C’est grâce à l’accord sur les marchés publics que Stalder Rail a pu concourir
et remporter le marché des transports publics de Darmstadt en Allemagne. Sans
lui, nous serions exclus des marchés publics dans les secteurs de l’énergie,
des transports et des télécommunications.
La libre-circulation, elle,
garantit à 450’000 Suisses de pouvoir vivre et travailler dans l’Union
européenne. Elle constitue un modèle de gestion de l’immigration qui fait
primer les besoins de l’économie sur une bureaucratie tatillonne.
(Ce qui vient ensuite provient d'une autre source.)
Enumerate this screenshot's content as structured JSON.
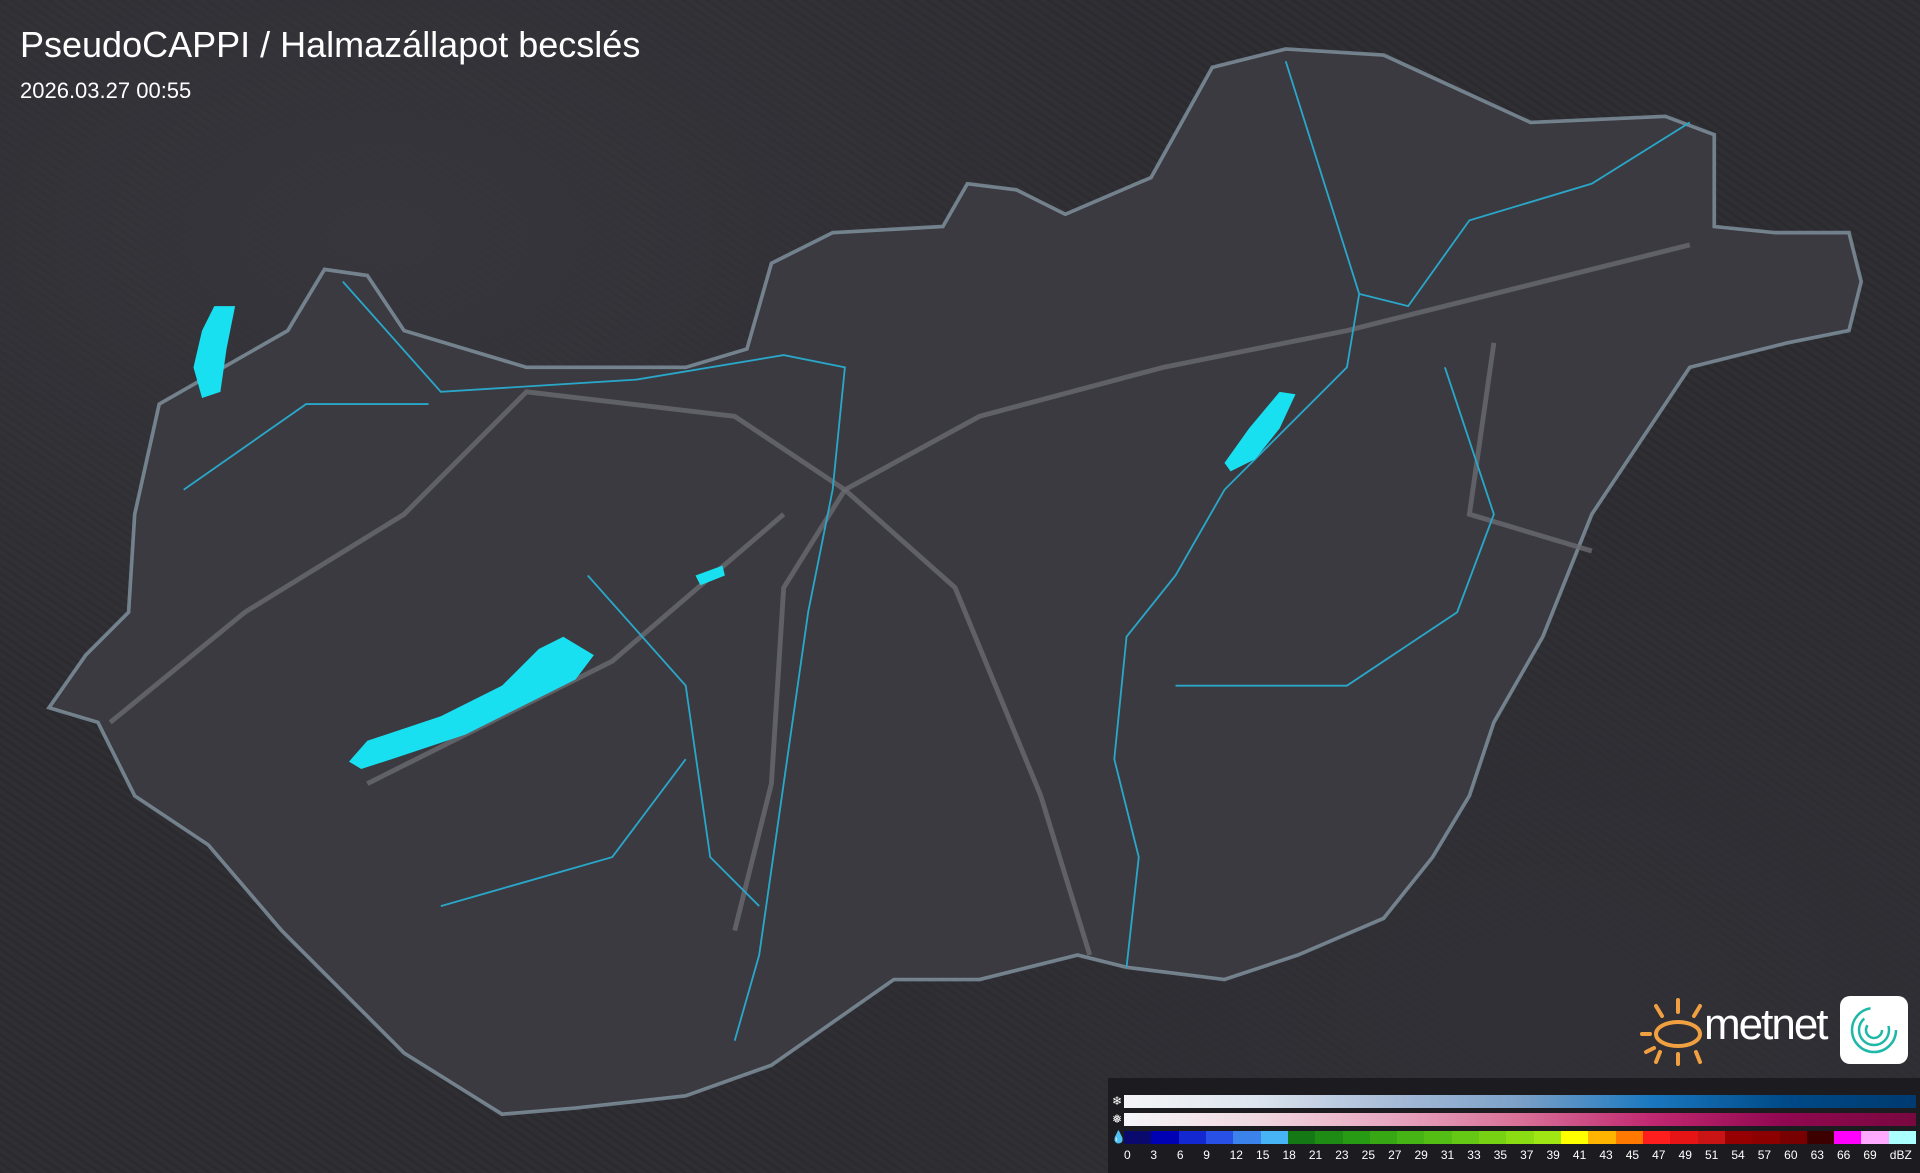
{
  "header": {
    "title": "PseudoCAPPI  / Halmazállapot becslés",
    "timestamp": "2026.03.27 00:55"
  },
  "branding": {
    "logo_text": "metnet",
    "sun_color": "#f0a040",
    "app_icon": "metnet-swirl-icon"
  },
  "map": {
    "land_color": "#3a3a40",
    "border_color": "#8fa3b0",
    "river_color": "#2aa6c8",
    "lake_color": "#18e0f0",
    "road_color": "#6a6a70"
  },
  "legend": {
    "row_icons": [
      "snowflake-icon",
      "sleet-icon",
      "raindrop-icon"
    ],
    "snow_colors": [
      "#f5f5f7",
      "#dce4ee",
      "#a8bcd8",
      "#7ba0c8",
      "#1a78c0",
      "#004a88",
      "#003a70"
    ],
    "mixed_colors": [
      "#f5f5f7",
      "#f0d8e0",
      "#e8a8c0",
      "#d87098",
      "#c02870",
      "#900850",
      "#780840"
    ],
    "rain_colors": [
      "#0a0a6e",
      "#0000b4",
      "#1428d2",
      "#2850e6",
      "#3c82eb",
      "#46b4f5",
      "#147814",
      "#1e8c14",
      "#289b14",
      "#37a814",
      "#46b414",
      "#55be14",
      "#64c814",
      "#78d214",
      "#8cdc14",
      "#a0e614",
      "#ffff00",
      "#ffb400",
      "#ff7800",
      "#ff1e1e",
      "#e61414",
      "#c81414",
      "#960000",
      "#8c0000",
      "#780000",
      "#3c0000",
      "#ff00ff",
      "#ffaaff",
      "#aaffff"
    ],
    "labels": [
      "0",
      "3",
      "6",
      "9",
      "12",
      "15",
      "18",
      "21",
      "23",
      "25",
      "27",
      "29",
      "31",
      "33",
      "35",
      "37",
      "39",
      "41",
      "43",
      "45",
      "47",
      "49",
      "51",
      "54",
      "57",
      "60",
      "63",
      "66",
      "69",
      "dBZ"
    ]
  }
}
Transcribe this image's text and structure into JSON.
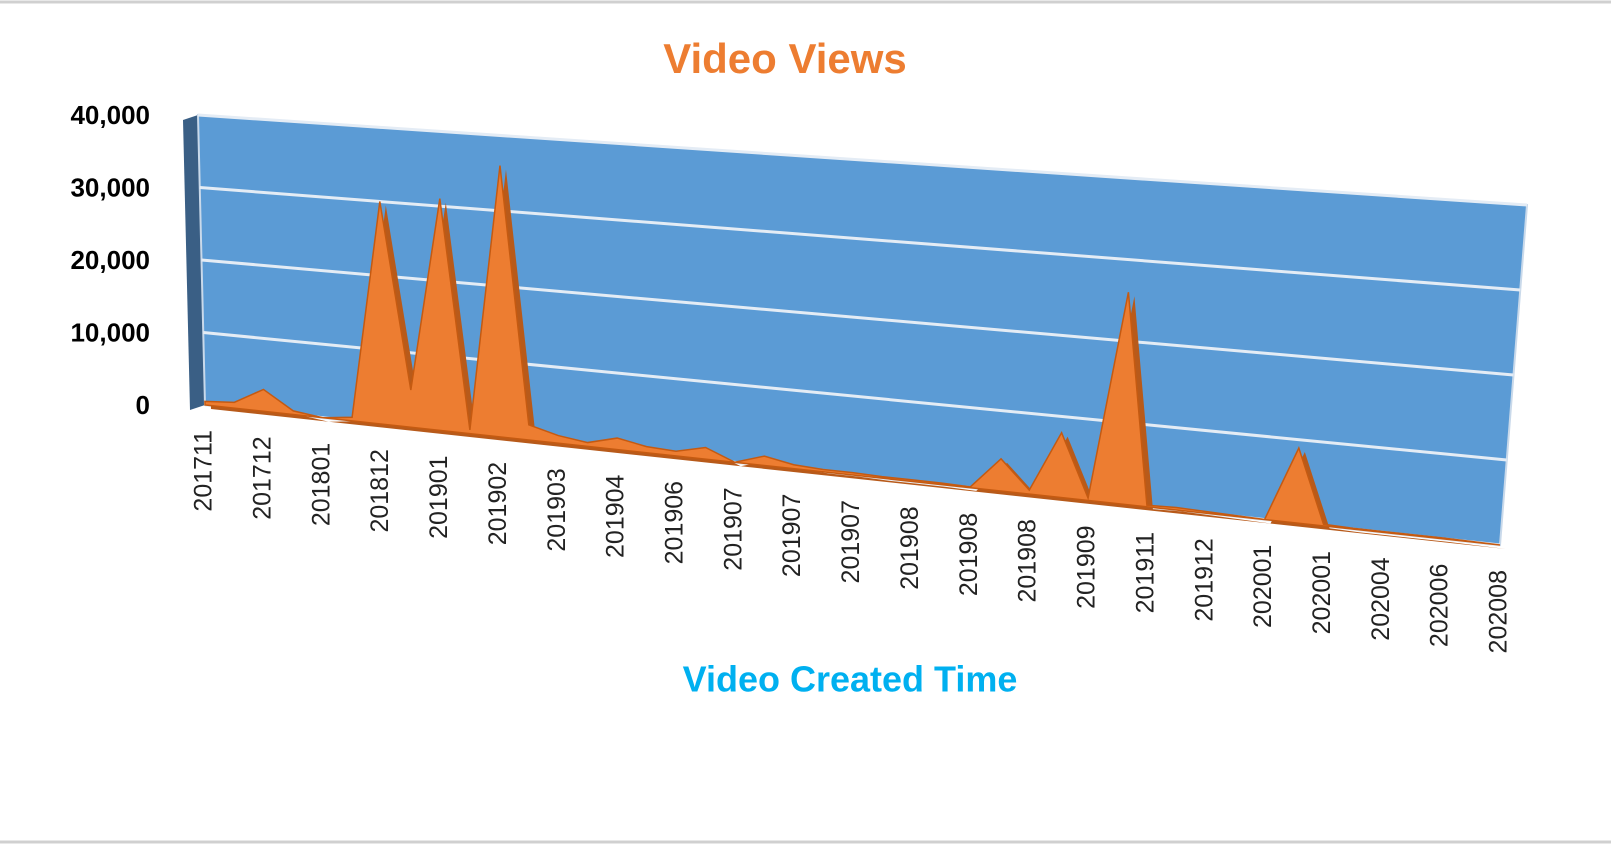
{
  "chart_data": {
    "type": "area3d",
    "title": "Video Views",
    "x_label": "Video Created Time",
    "categories": [
      "201711",
      null,
      "201712",
      null,
      "201801",
      null,
      "201812",
      null,
      "201901",
      null,
      "201902",
      null,
      "201903",
      null,
      "201904",
      null,
      "201906",
      null,
      "201907",
      null,
      "201907",
      null,
      "201907",
      null,
      "201908",
      null,
      "201908",
      null,
      "201908",
      null,
      "201909",
      null,
      "201911",
      null,
      "201912",
      null,
      "202001",
      null,
      "202001",
      null,
      "202004",
      null,
      "202006",
      null,
      "202008"
    ],
    "values": [
      500,
      800,
      3000,
      500,
      0,
      500,
      30000,
      5000,
      31000,
      500,
      36000,
      2000,
      1000,
      500,
      1500,
      800,
      600,
      1500,
      0,
      1200,
      500,
      300,
      300,
      200,
      200,
      200,
      100,
      4000,
      500,
      8000,
      300,
      26000,
      200,
      300,
      200,
      100,
      0,
      9000,
      200,
      100,
      100,
      100,
      100,
      50,
      0
    ],
    "color": "#ed7d31",
    "ylim": [
      0,
      40000
    ],
    "yticks": [
      0,
      {
        "value": 10000,
        "label": "10,000"
      },
      {
        "value": 20000,
        "label": "20,000"
      },
      {
        "value": 30000,
        "label": "30,000"
      },
      {
        "value": 40000,
        "label": "40,000"
      }
    ],
    "grid": true
  }
}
Les contingents
que l’on applique avec les pays tiers sont déjà la bête noire des entreprises
qui prospèrent, à commencer par celles qui ont investi massivement sur le site
industriel de Viège.
La libre-circulation a aussi sa
face sombre, c’est vrai. Il y a des citoyens, en Suisse, qui souffrent de la
concurrence des travailleurs européens. Le parlement créera en session de
printemps une rente-pont pour les chômeurs en fin de droit de plus de 60 ans. Quelque
6’000 personnes en Suisse. Il est plus efficace d’aider les perdants d’un
système qui a fait ses preuves que de démolir ce même système.
La Suisse doit faire le choix
entre la voie bilatérale, taillée sur mesure ou le modèle des pays qui n’ont
aucun lien particulier avec ce grand marché unique, comme la Turquie ou l’Ukraine.
Après le plan A et le plan B, on peut essayer le plan C, comme Chaos. Par sûr
que ce soit une expérience très amusante.